Anglers frustrated with unrealistic implementation of Magnuson-Stevens Act
SILVER SPRINGS, MD
– A three-day workshop on annual catch limits (ACLs) sponsored by the National Marine Fisheries Service (NMFS) that concludes this week leaves very little hope that the recreational sector will find a way to mitigate the negative impacts of ACLs without a legislative fix to the Magnuson-Stevens Act, the overarching federal law governing the nation’s fisheries. Rather than addressing problems with the ACL provision, NMFS staff, Council members and stock assessment scientists at the workshop were focused solely on how to more fully implement the ACL requirement in the future.
“This was not an adversarial gathering, but it is clear that NMFS is moving ahead with ACLs with very little concern for the vast differences between commercial fisheries and recreational ones,” said Richen Brame, CCA’s Atlantic States Fisheries director. “Not all fisheries are the same, but clearly the agency does not see any need to modify what has become a one-size-fits-all implementation of annual catch limits, no matter how irrational the results may be.”
The ACL provision was inserted into the 2006 reauthorization of the MSA almost exclusively to put an end to serial commercial overfishing allowed in some fisheries, most notably the New England groundfish fishery. Based on that provision, however, NMFS is putting in place strict measures to end overfishing for all fisheries in all regions, despite overwhelming evidence that they are not compatible or even defensible given the lack of information the agency has for recreational fisheries.
“No one would argue that ending overfishing is necessary, but the agency is closing down fisheries like black sea bass where an update assessment was last done in 2005 and the last full assessment was done in 2001. There has never even been a modern assessment on cobia, dolphin or wahoo in the South Atlantic, nor are there indications of trouble, but there are ultra-conservative options in play to prevent overfishing on those stocks that would slash recreational catch limits,” said Brame. “This is a system that is designed to fail, and NMFS will likely find it very difficult to rebuild any sense of trust or cooperation with the recreational fishing community if it continues down this path.”
Marine industry leaders will have another chance to engage federal managers on implementation problems the Magnuson-Stevens Act when Dr. Jane Lubchenco, head of the National Oceanic and Atmospheric Administration, and senior NMFS officials meet with boat manufacturers and tackle companies at the Miami International Boat Show this weekend.
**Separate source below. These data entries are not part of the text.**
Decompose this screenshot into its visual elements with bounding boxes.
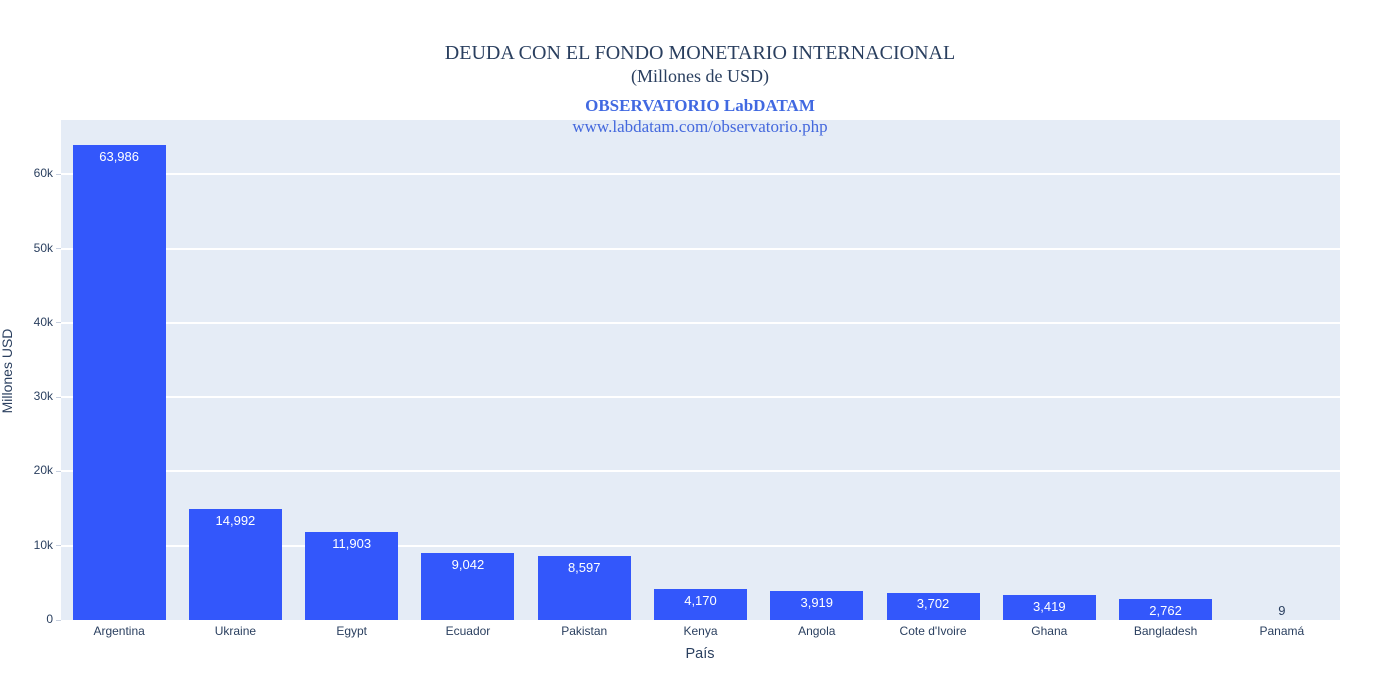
- x-tick-label-Egypt: Egypt: [336, 624, 368, 638]
- x-tick-label-Ukraine: Ukraine: [214, 624, 257, 638]
- y-tick-mark-20k: [56, 470, 61, 472]
- x-tick-label-Ecuador: Ecuador: [445, 624, 491, 638]
- y-tick-label-40k: 40k: [33, 314, 53, 329]
- x-tick-label-Panamá: Panamá: [1259, 624, 1305, 638]
- bar-value-label-Cote d'Ivoire: 3,702: [916, 596, 950, 612]
- bar-Pakistan[interactable]: [537, 556, 631, 620]
- bar-value-label-Pakistan: 8,597: [567, 560, 601, 576]
- y-tick-label-10k: 10k: [33, 537, 53, 552]
- y-tick-mark-50k: [56, 248, 61, 250]
- y-tick-mark-10k: [56, 545, 61, 547]
- bar-value-label-Angola: 3,919: [800, 594, 834, 610]
- y-tick-label-0: 0: [46, 612, 53, 626]
- bar-value-label-Ghana: 3,419: [1033, 598, 1066, 614]
- bar-Kenya[interactable]: [653, 589, 747, 620]
- x-tick-label-Angola: Angola: [798, 624, 836, 638]
- y-tick-mark-40k: [56, 322, 61, 324]
- gridline-20k: [61, 470, 1340, 473]
- bar-Cote d'Ivoire[interactable]: [886, 592, 980, 620]
- y-tick-mark-60k: [56, 173, 61, 175]
- chart-title: DEUDA CON EL FONDO MONETARIO INTERNACION…: [444, 42, 956, 64]
- x-tick-label-Pakistan: Pakistan: [561, 624, 608, 638]
- bar-Argentina[interactable]: [72, 144, 166, 620]
- bar-value-label-Ukraine: 14,992: [215, 512, 256, 528]
- x-axis-title: País: [685, 646, 715, 662]
- bar-Bangladesh[interactable]: [1119, 599, 1213, 620]
- bar-Ukraine[interactable]: [188, 508, 282, 620]
- gridline-30k: [61, 396, 1340, 399]
- x-tick-label-Argentina: Argentina: [93, 624, 145, 638]
- bar-value-label-Kenya: 4,170: [684, 593, 717, 609]
- bar-value-label-Egypt: 11,903: [332, 535, 372, 551]
- bar-value-label-Bangladesh: 2,762: [1149, 603, 1182, 619]
- gridline-50k: [61, 247, 1340, 250]
- bar-value-label-Ecuador: 9,042: [451, 556, 485, 572]
- bar-value-label-Argentina: 63,986: [99, 148, 139, 164]
- chart-subtitle: OBSERVATORIO LabDATAM: [585, 96, 815, 115]
- gridline-10k: [61, 544, 1340, 547]
- y-tick-mark-0: [56, 619, 61, 621]
- gridline-40k: [61, 321, 1340, 324]
- y-tick-mark-30k: [56, 396, 61, 398]
- chart-title-units: (Millones de USD): [631, 66, 769, 86]
- chart-source-url: www.labdatam.com/observatorio.php: [572, 117, 828, 136]
- bar-Egypt[interactable]: [305, 531, 399, 620]
- x-tick-label-Kenya: Kenya: [683, 624, 718, 638]
- x-tick-label-Ghana: Ghana: [1031, 624, 1068, 638]
- x-tick-label-Bangladesh: Bangladesh: [1133, 624, 1198, 638]
- bar-Ecuador[interactable]: [421, 552, 515, 620]
- bar-value-label-Panamá: 9: [1278, 602, 1286, 618]
- y-tick-label-50k: 50k: [33, 240, 53, 255]
- y-tick-label-30k: 30k: [33, 389, 53, 404]
- bar-Ghana[interactable]: [1002, 594, 1096, 620]
- y-tick-label-60k: 60k: [33, 166, 53, 181]
- y-tick-label-20k: 20k: [33, 463, 53, 478]
- x-tick-label-Cote d'Ivoire: Cote d'Ivoire: [899, 624, 967, 638]
- gridline-60k: [61, 173, 1340, 176]
- bar-Angola[interactable]: [770, 590, 864, 620]
- plot-area: [61, 120, 1340, 620]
“The agency does not have to implement this provision in this manner, and that is something we continue to convey to NOAA’s leadership,” said Chester Brewer, chairman of CCA’s National Government Relations Committee. “The agency should make a deeper commitment to more frequent stock assessments using fishery independent data and improved recreational catch data. That is certainly a better use for the $36 million that is currently set aside for catch share programs in the NMFS budget. Barring that, a legislative fix is likely the only realistic option to inject some sanity into fisheries management.”